A First Class Radiotelephone Operators’ certificate enables the holder to be a radio engineer, enhancing one’s marketability as a radio DJ, Drucker said. He had visited WYNS,

The Nifty 1150 at the time (it later moved to 1160 AM for a power boost), so they knew of his interest.

“Mrs. Phillips (the owner of WYNS) called me, and said I was hired,” Drucker said. “I drove 1,100 miles straight through to take the job.”

History

While at WYNS, Drucker was the music director, and worked with Bud Williams, whose real name was Bill Desing.

Later, he worked at WLS-AM in Chicago with Dick A. Foreman, who became national program director and vice-president of ABC Radio, and Joe “Hiya Hiya Hiya” Reynolds, who then went on to work for WIBG in Philadelphia, Canadian powerhouse CKLW, and KQV in Los Angeles.

While at WYNS, Drucker got a bit part in the motion picture “The Molly Maguires,” which was filmed in the historic village of Eckley.

“I was a stand-in, ironically, for the priest, actor Phillip Bourneuf,” Drucker said. Appearing in the movie conflicted with his WYNS schedule, which led to him leaving the radio station.

After leaving WYNS, he worked at WSCR in Scranton, where the station manager scheduled him around his movie shooting schedule. Then he moved to WAMZ in New Haven, Connecticut.

“I went to visit my shipyard buddies, and got drunk,” he said. “I called in and said I couldn’t make it in the next day, so they fired me.”

Then Ron Allen, the program director of WARM, called. Allen told him George Gilbert, the station manager, wanted to hire Drucker, so he did overnights at then-America’s number one rated station at the time, WARM The Mighty 590 in Scranton.

He left WARM in 1971 to become program director at WBAX in Wilkes-Barre, which Drucker described as “the number two rocker (to WARM) in the Scranton/Wilkes-Barre radio market. It was during that time Drucker got his calling to be a priest.

“I got a call from Bud Angst, who was running WLSH, as well as WPAM in Pottsville,” Drucker said. “He was a stern taskmaster and a good man, so I went to work for him for six months while I was searching religious orders.”

The priesthood

Drucker was ordained in 1978 as a priest in the Greek rite, and served parishes in Beaver Meadows, St. Clair, Brockton and Scranton, three in New Jersey and South Hadley, Massachusetts. That’s when he was commissioned as a first lieutenant in the U.S. Air Force Reserves as a chaplain at Westover Air Force Base in Chicopee, Massachusetts.

“My mom died in 1987, and I went on active duty with the Air Force,” he said. “As a parish priest, I got special permission to become Army Senior Chaplain at the rank of captain.
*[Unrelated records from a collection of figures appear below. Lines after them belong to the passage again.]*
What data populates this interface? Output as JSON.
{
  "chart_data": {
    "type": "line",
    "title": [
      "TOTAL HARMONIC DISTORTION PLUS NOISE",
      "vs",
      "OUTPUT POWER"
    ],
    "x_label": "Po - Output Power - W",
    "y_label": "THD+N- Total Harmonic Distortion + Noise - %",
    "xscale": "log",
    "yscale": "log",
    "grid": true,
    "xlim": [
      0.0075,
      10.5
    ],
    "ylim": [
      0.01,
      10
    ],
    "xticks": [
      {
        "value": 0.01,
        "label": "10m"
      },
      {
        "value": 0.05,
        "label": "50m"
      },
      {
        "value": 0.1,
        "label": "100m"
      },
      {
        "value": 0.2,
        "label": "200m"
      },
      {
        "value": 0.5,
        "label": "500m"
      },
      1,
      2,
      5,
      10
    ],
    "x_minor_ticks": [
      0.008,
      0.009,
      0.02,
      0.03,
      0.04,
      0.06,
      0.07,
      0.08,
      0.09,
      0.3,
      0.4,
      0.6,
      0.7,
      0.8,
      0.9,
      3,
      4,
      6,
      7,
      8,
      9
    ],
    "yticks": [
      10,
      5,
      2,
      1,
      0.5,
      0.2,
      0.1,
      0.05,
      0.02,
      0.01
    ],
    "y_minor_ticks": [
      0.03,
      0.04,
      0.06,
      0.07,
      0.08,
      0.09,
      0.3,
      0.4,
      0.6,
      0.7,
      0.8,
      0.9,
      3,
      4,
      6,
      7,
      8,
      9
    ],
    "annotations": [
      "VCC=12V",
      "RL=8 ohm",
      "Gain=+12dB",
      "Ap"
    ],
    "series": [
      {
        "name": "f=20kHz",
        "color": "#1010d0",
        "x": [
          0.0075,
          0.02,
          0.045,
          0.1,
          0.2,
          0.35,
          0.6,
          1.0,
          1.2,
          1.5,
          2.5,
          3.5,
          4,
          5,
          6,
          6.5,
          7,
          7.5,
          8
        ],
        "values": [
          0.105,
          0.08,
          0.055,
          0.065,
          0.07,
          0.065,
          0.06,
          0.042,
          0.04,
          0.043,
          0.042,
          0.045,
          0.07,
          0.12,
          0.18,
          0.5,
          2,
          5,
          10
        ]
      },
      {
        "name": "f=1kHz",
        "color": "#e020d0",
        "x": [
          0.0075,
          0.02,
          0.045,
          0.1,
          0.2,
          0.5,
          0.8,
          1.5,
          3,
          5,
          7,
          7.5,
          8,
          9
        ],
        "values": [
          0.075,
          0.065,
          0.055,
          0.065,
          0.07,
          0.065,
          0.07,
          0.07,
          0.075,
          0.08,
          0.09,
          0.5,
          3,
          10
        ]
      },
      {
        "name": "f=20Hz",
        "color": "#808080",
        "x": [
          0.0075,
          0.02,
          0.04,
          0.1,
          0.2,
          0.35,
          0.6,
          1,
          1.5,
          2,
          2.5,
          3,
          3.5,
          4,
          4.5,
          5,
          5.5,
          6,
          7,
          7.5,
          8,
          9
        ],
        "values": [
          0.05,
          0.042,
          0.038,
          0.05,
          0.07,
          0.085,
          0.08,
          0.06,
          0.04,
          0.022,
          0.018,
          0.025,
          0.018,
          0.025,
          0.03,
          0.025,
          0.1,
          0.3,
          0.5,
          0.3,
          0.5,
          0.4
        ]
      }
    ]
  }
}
I served in the first Gulf War, and was wounded in the leg.”

While in the military, he earned the U.S. Air Force Commendation Medal with Bronze Oak Leaf Cluster; the National Defense Service Medal with two Bronze Service Stars for Persian Gulf War/Operation Desert Storm; the Humanitarian Service Medal with two Bronze Service Stars for Operation Provide Comfort, and the Pennsylvania Air National Guard Commendation Medal and Ribbon.

While at Little Rock Air Force Base in Arkansas, he earned a master’s degree in journalism from the University of Little Rock.

The Doo-Wop Priest

Rev. Drucker is an active member of the Broadcast Pioneers of Philadelphia, where he met T. Morgan.

“He worked at WICK (a Scranton radio station) in the early and mid-1960s,” Drucker said. “He went to college in Philadelphia, and went to WMMR and asked ‘Why don’t you play album cuts?’ He is the person who brought classic rock to Philadelphia.”

Morgan started outsidefm.com, which is an Internet radio station, where Rev. Drucker also does a radio show.